Zentrale Ergebnisse der BBiG-Novelle

Das BBiMoG enthält nach dem Bundestagsbeschluss folgende Schwerpunkte:

Festschreibung einer Mindestvergütung für Auszubildende im BBiG:
Die Höhe der Mindestvergütung im ersten Ausbildungsjahr steigt vom 1. Januar 2020 bis zum 1.1.2023 schrittweise an und wird ab dem 1.1.2024 auf der Grundlage der durchschnittlichen Entwicklung der vertraglich vereinbarten Ausbildungsvergütungen angepasst werden. Tarifvertraglich vereinbarte Ausbildungsvergütungen haben Vorrang vor der Mindestvergütung. Auch wenn in den meisten Fällen die Ausbildungsvergütungen über der künftigen Mindestvergütung liegen, geht die Bundesregierung von Mehrkosten der Ausbildungsbetriebe in Höhe von 57 Mio. Euro aus.

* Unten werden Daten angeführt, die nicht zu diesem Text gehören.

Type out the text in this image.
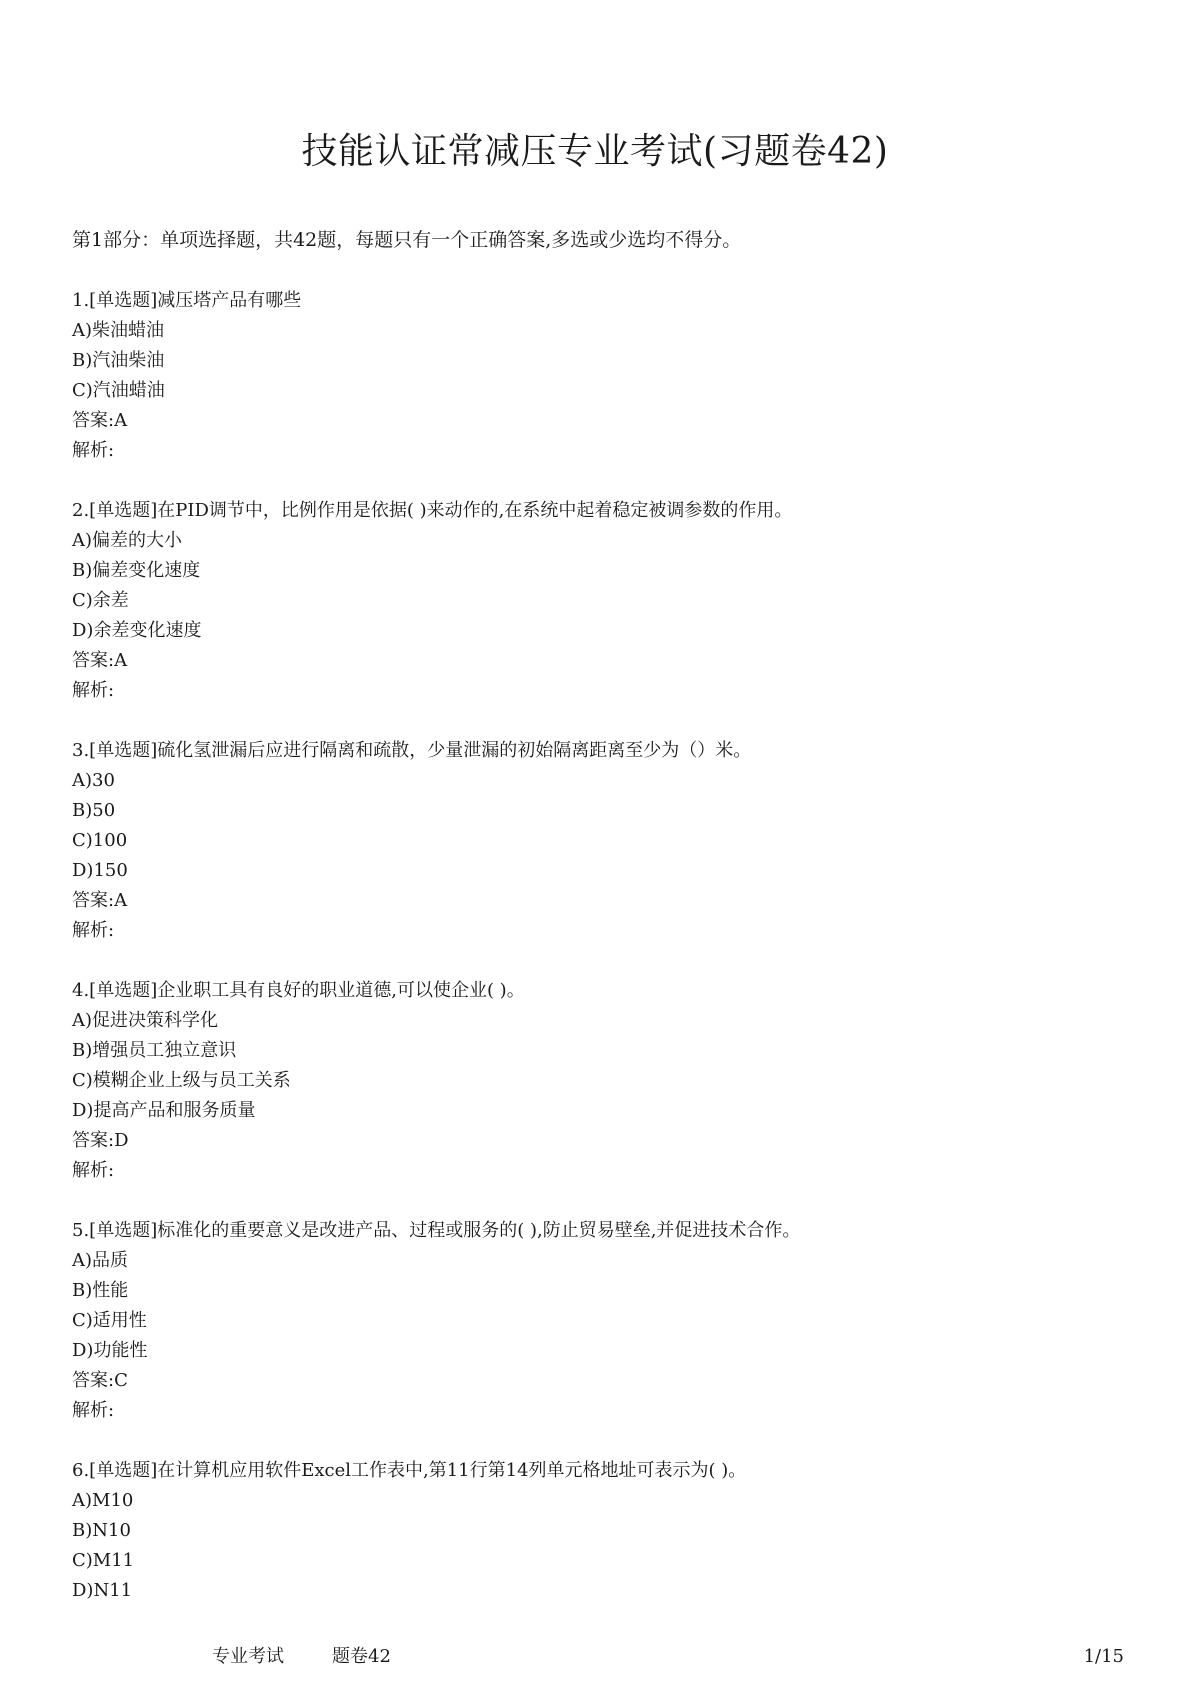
技能认证常减压专业考试(习题卷42)
第1部分：单项选择题，共42题，每题只有一个正确答案,多选或少选均不得分。
1.[单选题]减压塔产品有哪些
A)柴油蜡油
B)汽油柴油
C)汽油蜡油
答案:A
解析:
2.[单选题]在PID调节中，比例作用是依据( )来动作的,在系统中起着稳定被调参数的作用。
A)偏差的大小
B)偏差变化速度
C)余差
D)余差变化速度
答案:A
解析:
3.[单选题]硫化氢泄漏后应进行隔离和疏散，少量泄漏的初始隔离距离至少为（）米。
A)30
B)50
C)100
D)150
答案:A
解析:
4.[单选题]企业职工具有良好的职业道德,可以使企业( )。
A)促进决策科学化
B)增强员工独立意识
C)模糊企业上级与员工关系
D)提高产品和服务质量
答案:D
解析:
5.[单选题]标准化的重要意义是改进产品、过程或服务的( ),防止贸易壁垒,并促进技术合作。
A)品质
B)性能
C)适用性
D)功能性
答案:C
解析:
6.[单选题]在计算机应用软件Excel工作表中,第11行第14列单元格地址可表示为( )。
A)M10
B)N10
C)M11
D)N11
专业考试	题卷42	1/15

Neue Abschlussbezeichnungen in der beruflichen Fortbildung:
Die vom Hauptausschuss des BIBB empfohlenen beruflichen Fortbildungsstufen werden im BBiG und der HwO verankert. Diese Stufen werden bei bundesweiter Anerkennung eines Abschlusses durch Rechtsverordnung nach dem BBiG oder der Handwerksordnung (HwO) mit den neuen einheitlichen und eigenständigen Abschlussbezeichnungen „Geprüfter Berufsspezialist/in“ (neue Qualifikationsstufe), „Bachelor Professional“ (bisher Fachwirt) und „Master Professional“ (bisher Meister oder Betriebswirt IHK/HWK) versehen; die bisherigen Berufsbezeichnungen dürfen fortgeführt werden. Um eine missbräuchliche Führung dieser Abschlussbezeichnungen zu verhindern, wird ein dem Titelschutz bei hochschulischen Abschlüssen vergleichbarer Schutz implementiert.

Neuregelungen im Prüfungsbereich:
Die Abnahme von Prüfungsleistungen kann von der zuständige Stelle im Einvernehmen mit den Mitgliedern des Prüfungsausschusses ganz oder teilweise zur abschließenden Bewertung an für das Prüfungsgebiet bestellte Prüferinnen und Prüfer übertragen werden („Prüferdelegation“). Prüfungsausschuss oder Prüferdelegation können als noch weitergehende Flexibilisierung die Abnahme einzelner Prüfungsleistungen durch lediglich zwei Prüfende vorsehen, wenn es sich um Prüfungsleistungen handelt, bei denen die Erbringung und Bewertung ohne Verlust an Erkenntnis zeitlich auseinanderfallen kann. Hierunter fallen insbesondere schriftliche Prüfungsleistungen, aber auch praktische Prüfungsleistungen. Dies gilt leider nicht für „flüchtige Prüfungsleistungen“ (z.B. bei der Kochprüfung, bei der nicht das Ergebnis, sondern das Verfahren bewertet wird); hier sind weiterhin drei Prüfer erforderlich. Bestehen oder Nichtbestehen und Gesamtnote werden nach wie vor vom Prüfungsausschuss selbst festgestellt. Neu ist auch die automatisierte Auswertung von Prüfungsleistungen, die im Rahmen des Antwort-Wahl-Verfahrens erbracht wurden, wenn bei der Aufgabenerstellung festgelegt ist, welche Antworten als zutreffend anerkannt werden und welche Bewertungsmaßstäbe gelten. Im Fortbildungsbereich werden künftig gemeinsame Prüfungsausschüsse ermöglicht.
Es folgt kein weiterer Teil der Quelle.